Pois bem, agora, ao fim de 12 anos, a revisa médica britânica acaba de retirar do seu arquivo o polémico artigo. Esta retratação surge na sequência de um pedido formal nesse sentido efetuado noutra publicação científica, The British Medical Journal. Afinal, o autor do artigo, Andrew Wakefield, é acusado de má conduta científica. Trabalhava para os advogados de pais que achavam que os filhos tinham sido vítimas das vacinas. Todo o processo de investigação foi posto em causa, em termos de metodologia científica e ética com desprezo total pelos interesses e direitos das crianças. Wakefield e os restantes coautores correm riscos de virem a ser penalizados.
A má conduta e a fraude científica constituem realidades que não devemos escamotear e que podem perigar a segurança e o bem-estar de outros, alimentando, muitas vezes, certas pessoas que aguardam ansiosamente por factos ou informações suscetíveis de legitimar as suas condutas ou doutrinas, mais do que discutíveis, a raiarem mesmo o crime.
E agora?

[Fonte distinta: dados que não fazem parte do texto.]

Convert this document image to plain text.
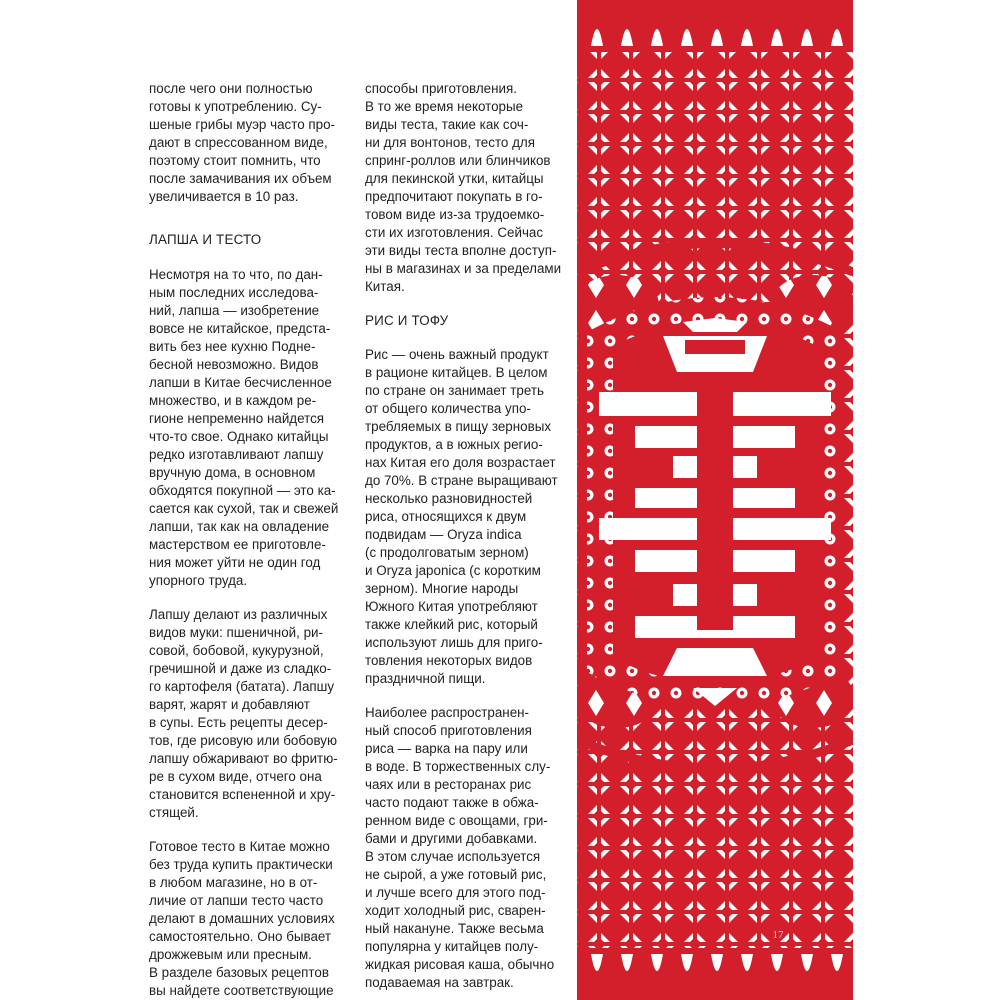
после чего они полностью
готовы к употреблению. Су-
шеные грибы муэр часто про-
дают в спрессованном виде,
поэтому стоит помнить, что
после замачивания их объем
увеличивается в 10 раз.
ЛАПША И ТЕСТО
Несмотря на то что, по дан-
ным последних исследова-
ний, лапша — изобретение
вовсе не китайское, предста-
вить без нее кухню Подне-
бесной невозможно. Видов
лапши в Китае бесчисленное
множество, и в каждом ре-
гионе непременно найдется
что-то свое. Однако китайцы
редко изготавливают лапшу
вручную дома, в основном
обходятся покупной — это ка-
сается как сухой, так и свежей
лапши, так как на овладение
мастерством ее приготовле-
ния может уйти не один год
упорного труда.
Лапшу делают из различных
видов муки: пшеничной, ри-
совой, бобовой, кукурузной,
гречишной и даже из сладко-
го картофеля (батата). Лапшу
варят, жарят и добавляют
в супы. Есть рецепты десер-
тов, где рисовую или бобовую
лапшу обжаривают во фритю-
ре в сухом виде, отчего она
становится вспененной и хру-
стящей.
Готовое тесто в Китае можно
без труда купить практически
в любом магазине, но в от-
личие от лапши тесто часто
делают в домашних условиях
самостоятельно. Оно бывает
дрожжевым или пресным.
В разделе базовых рецептов
вы найдете соответствующие
способы приготовления.
В то же время некоторые
виды теста, такие как соч-
ни для вонтонов, тесто для
спринг-роллов или блинчиков
для пекинской утки, китайцы
предпочитают покупать в го-
товом виде из-за трудоемко-
сти их изготовления. Сейчас
эти виды теста вполне доступ-
ны в магазинах и за пределами
Китая.
РИС И ТОФУ
Рис — очень важный продукт
в рационе китайцев. В целом
по стране он занимает треть
от общего количества упо-
требляемых в пищу зерновых
продуктов, а в южных регио-
нах Китая его доля возрастает
до 70%. В стране выращивают
несколько разновидностей
риса, относящихся к двум
подвидам — Oryza indica
(с продолговатым зерном)
и Oryza japonica (с коротким
зерном). Многие народы
Южного Китая употребляют
также клейкий рис, который
используют лишь для приго-
товления некоторых видов
праздничной пищи.
Наиболее распространен-
ный способ приготовления
риса — варка на пару или
в воде. В торжественных слу-
чаях или в ресторанах рис
часто подают также в обжа-
ренном виде с овощами, гри-
бами и другими добавками.
В этом случае используется
не сырой, а уже готовый рис,
и лучше всего для этого под-
ходит холодный рис, сварен-
ный накануне. Также весьма
популярна у китайцев полу-
жидкая рисовая каша, обычно
подаваемая на завтрак.
17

Agora, não vai ser nada fácil descontaminar a poluição mental provocada.

2 comentários:

Margarida Corrêa de Aguiar disse...

Caro Professor Massano Cardoso
Não conhecia o caso que aqui nos trouxe.
Em todas as actividades há profissionais com condutas reprováveis e condenáveis que normalmente lesam interesses de terceiros.
Quando estamos a falar de profissionais ligados à saúde essas condutas ganham uma perigosidade enorme.
O ponto é que por mais perfeitos que sejam os quadros legais, designadamente os regimes sancionatórios, nunca será possível impedir comportamentos como aquele aqui nos relatou.
Mas será que esses quadros legais são suficientemente preventivos e disuasores de tais comportamentos?

Catarina disse...

A falta de honestidade, integridade e de ética profissional é tão preocupante, principalmente, quando se trata de entidades que, no passado, não seriam motivo de quaisquer suspeitas de má conduta, nomeadamente, médicos e a comunidade científica.